What is it?
Foreshadowing is a way of indicating or hinting at what will come later. Foreshadowing can be subtle, like storm clouds on the horizon suggesting that danger is coming, or more direct, such as Romeo and Juliet talking about wanting to die rather than live without each other. Sometimes authors use false clues to mislead a reader. These are called "red herrings," and they often appear in mystery writing. Foreshadowing can also be considered a literary device, but we have treated it as a narrative element because of its association with storytelling
Why is it important?
Foreshadowing adds dramatic tension to a story by building anticipation about what might happen next. Authors use foreshadowing to create suspense or to convey information that helps readers understand what comes later. Foreshadowing can make extraordinary, even fanciful events seem more believable; if the text foreshadows something, the reader feels prepared for the events when they happen.
How do I create it?
Create foreshadowing by placing clues, both subtle and direct, into the text.
To create foreshadowing in fiction or non-fiction,
Give the reader direct information by mentioning an upcoming event or explaining the plans of the people or characters portrayed in the text:
"As the Lincolns rode to Ford's Theatre on 10th Street, John Wilkes Booth and three conspirators were a block away at the Herndon House. Booth had devised a plan that called for the simultaneous assassinations of President Lincoln, Secretary of State Seward, and Vice President Johnson. Having learned that morning of Lincoln's plan to attend the theatre, he had decided that this night would provide their best opportunity."—Doris Kearns Goodwin, Team of Rivals
Place clues in the first few sentences of a story or chapter to indicate the themes that will be important later:
"I was six when my mother taught me the art of invisible strength. It was a strategy for winning arguments, respect from others, and eventually, though neither of us knew it at the time, chess games."—Amy Tan, "Rules of the Game"
Portray characters' subtle reactions to objects in their environment to show that those objects might play an important role in the upcoming action:
"[The men] stood together, away from the pile of rocks in the corner, and their jokes were quiet and they smiled rather than laughed... Bobby Martin ducked under his mother's grasping hand and ran, laughing, back to the pile of stones.

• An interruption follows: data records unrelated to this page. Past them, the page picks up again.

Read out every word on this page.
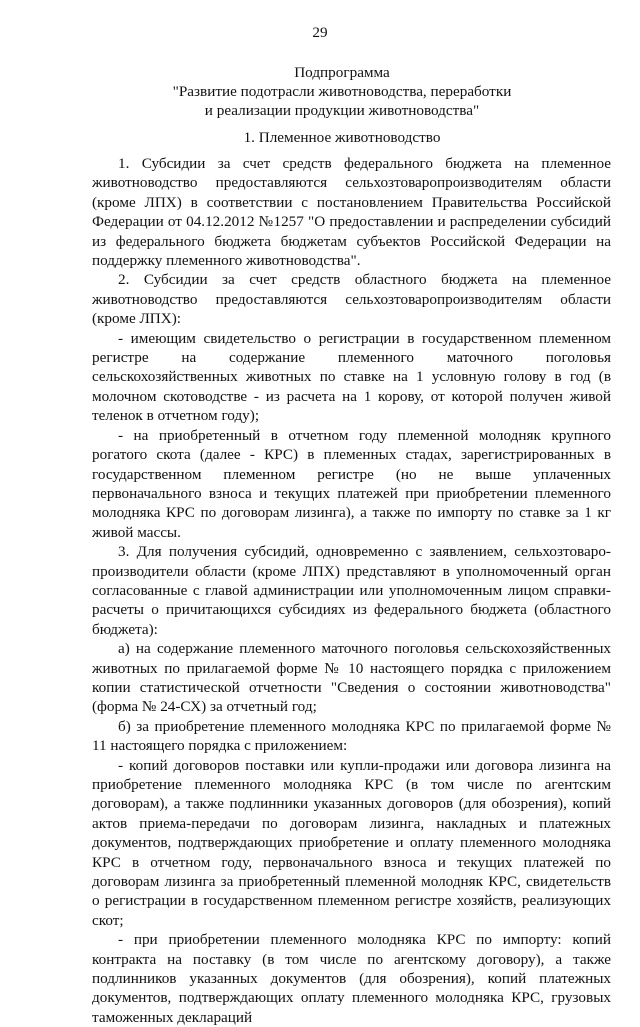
29
Подпрограмма
"Развитие подотрасли животноводства, переработки
и реализации продукции животноводства"
1. Племенное животноводство

1. Субсидии за счет средств федерального бюджета на племенное животноводство предоставляются сельхозтоваропроизводителям области (кроме ЛПХ) в соответствии с постановлением Правительства Российской Федерации от 04.12.2012 №1257 "О предоставлении и распределении субсидий из федерального бюджета бюджетам субъектов Российской Федерации на поддержку племенного животноводства".

2. Субсидии за счет средств областного бюджета на племенное животноводство предоставляются сельхозтоваропроизводителям области (кроме ЛПХ):

- имеющим свидетельство о регистрации в государственном племенном регистре на содержание племенного маточного поголовья сельскохозяйственных животных по ставке на 1 условную голову в год (в молочном скотоводстве - из расчета на 1 корову, от которой получен живой теленок в отчетном году);

- на приобретенный в отчетном году племенной молодняк крупного рогатого скота (далее - КРС) в племенных стадах, зарегистрированных в государственном племенном регистре (но не выше уплаченных первоначального взноса и текущих платежей при приобретении племенного молодняка КРС по договорам лизинга), а также по импорту по ставке за 1 кг живой массы.

3. Для получения субсидий, одновременно с заявлением, сельхозтоваро-производители области (кроме ЛПХ) представляют в уполномоченный орган согласованные с главой администрации или уполномоченным лицом справки-расчеты о причитающихся субсидиях из федерального бюджета (областного бюджета):

а) на содержание племенного маточного поголовья сельскохозяйственных животных по прилагаемой форме № 10 настоящего порядка с приложением копии статистической отчетности "Сведения о состоянии животноводства" (форма № 24-СХ) за отчетный год;

б) за приобретение племенного молодняка КРС по прилагаемой форме № 11 настоящего порядка с приложением:

- копий договоров поставки или купли-продажи или договора лизинга на приобретение племенного молодняка КРС (в том числе по агентским договорам), а также подлинники указанных договоров (для обозрения), копий актов приема-передачи по договорам лизинга, накладных и платежных документов, подтверждающих приобретение и оплату племенного молодняка КРС в отчетном году, первоначального взноса и текущих платежей по договорам лизинга за приобретенный племенной молодняк КРС, свидетельств о регистрации в государственном племенном регистре хозяйств, реализующих скот;

- при приобретении племенного молодняка КРС по импорту: копий контракта на поставку (в том числе по агентскому договору), а также подлинников указанных документов (для обозрения), копий платежных документов, подтверждающих оплату племенного молодняка КРС, грузовых таможенных деклараций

His father spoke up sharply, and Bobby came quickly and took his place between his father and his oldest brother."—Shirley Jackson, "The Lottery"
Use changes in the weather or mood to hint at whether good or bad fortune will follow:
"The night was still. I could hear his breath coming easily beside me. Occasionally there was a sudden breeze that hit my bare legs, but it was all that remained of a promised windy night. This was the stillness before a thunderstorm."—Harper Lee, To Kill a Mockingbird
Self CheckAsk yourself these questions to recognize and understand foreshadowing:
- Are there phrases about the future?
- Is there a change happening in the weather, the setting, or the mood?
- Are there objects or scenic elements that suggest something happy, sad, dangerous, exciting, etc.?
- Do characters or the narrator observe something in the background that might be a hint about something to come later?
"Young Goodman Brown came forth at sunset into the street at Salem village; but put his head back, after crossing the threshold, to exchange a parting kiss with his young wife. And Faith, as the wife was aptly named, thrust her own pretty head into the street, letting the wind play with the pink ribbons of her cap while she called to Goodman Brown.
"Dearest heart," whispered she, softly and rather sadly, when her lips were close to his ear, "prithee put off your journey until sunrise and sleep in your own bed to-night. A lone woman is troubled with such dreams and such thoughts that she's afeard of herself sometimes. Pray tarry with me this night, dear husband, of all nights in the year."—Nathaniel Hawthorne, "Young Goodman Brown"
|Are there phrases about the future?||Yes: "put off your journey until sunrise and sleep in your own bed to-night," "tarry with me this night, dear husband, of all nights in the year."|
|Is there a change happening in the weather, the setting, or the mood?||The sun is setting, and Faith's worries create a mood of apprehension.|
|Are there objects or scenic elements that suggest something happy, sad, dangerous, exciting, etc.?||The "wind play[ing] with the pink ribbons" seems like a happy image, but then Faith whispers sadly, and she expresses fear.|
|Do characters or the narrator observe something in the background that might be a hint about something to come later?||There are no particular objects that seem significant here, but Faith's anxiety about her husband leaving on this night hints that something bad might happen while he's away.|
Foreshadowing often appears at the beginning of a story or chapter. Keep an eye out for signs of potential conflict between characters. Look for signals that things might not be what the initially seem. Pay close attention to any details that seem unusual or have particular emotional significance. These might be clues about what is to come.